Bei der Brexit-Abstimmung in der vergangenen Woche hatten 51,9 Prozent der Wähler für einen Austritt des Vereinigten Königreichs aus der EU gestimmt. Der konservative Cameron hatte daraufhin seinen Rücktritt für den Herbst angekündigt.
EU-Gipfelchef Tusk sagte, die Staats- und Regierungschefs wollten Einzelheiten über die Absichten der britischen Regierung wissen. Cameron habe deutlich gemacht, dass die Entscheidung über den Austrittsantrag von der neuen Führung in seinem Land gefällt werden solle - das bedeutet also frühestens im Herbst, falls es beim Londoner Zeitplan bleiben sollte. Die Chefs hätten Verständnis dafür, "dass einige Zeit nötig ist, damit sich der Staub im Vereinigten Königreich legen kann", sagte Tusk.
Wirtschaft wird eingebremst
Der Präsident der Europäischen Zentralbank (EZB), Mario Draghi, warnte schließlich in der Spitzenrunde vor den wirtschaftlichen Folgen eines Brexits.
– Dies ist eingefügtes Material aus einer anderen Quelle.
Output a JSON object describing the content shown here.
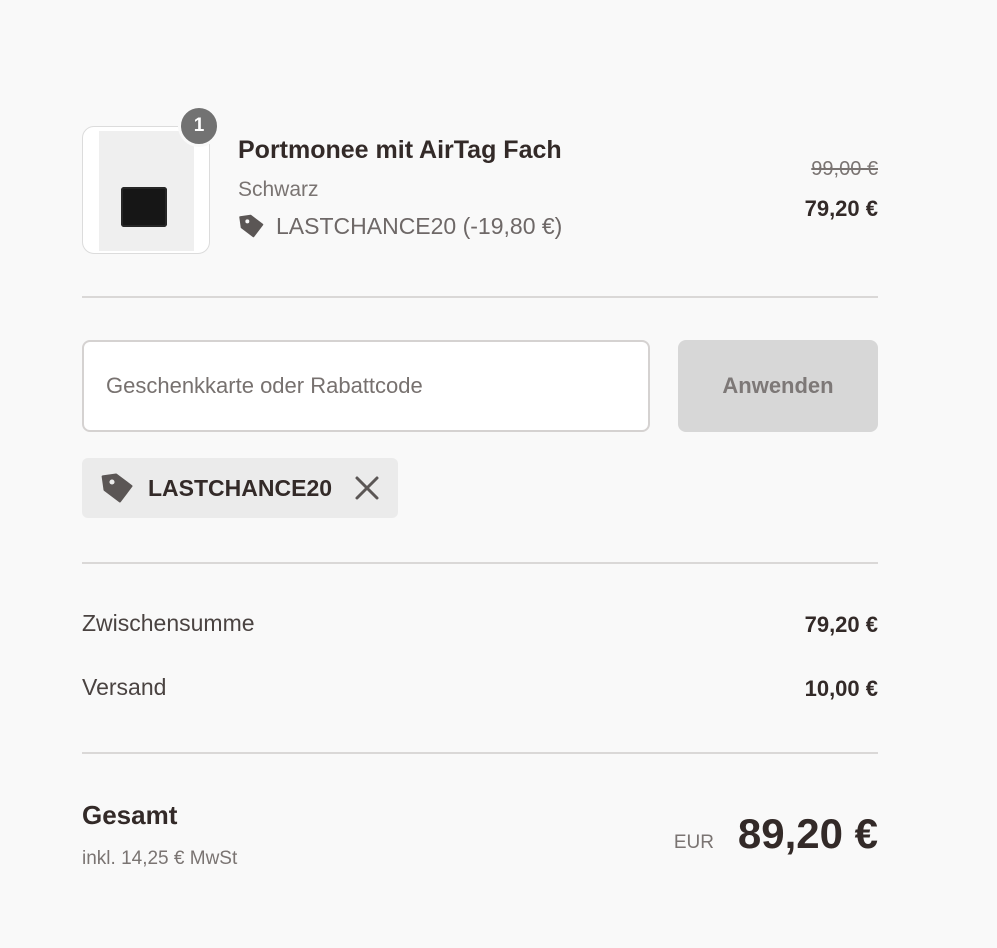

Das Wachstum in der Eurozone könne in den nächsten drei Jahren um insgesamt 0,3 bis 0,5 Prozentpunkte geringer ausfallen als angenommen, warnte der mächtige Notenbanker laut Diplomaten. Ein geringeres Wachstum in Großbritannien werde Auswirkungen auf die Eurozone als wichtigsten Handelspartner der Briten haben.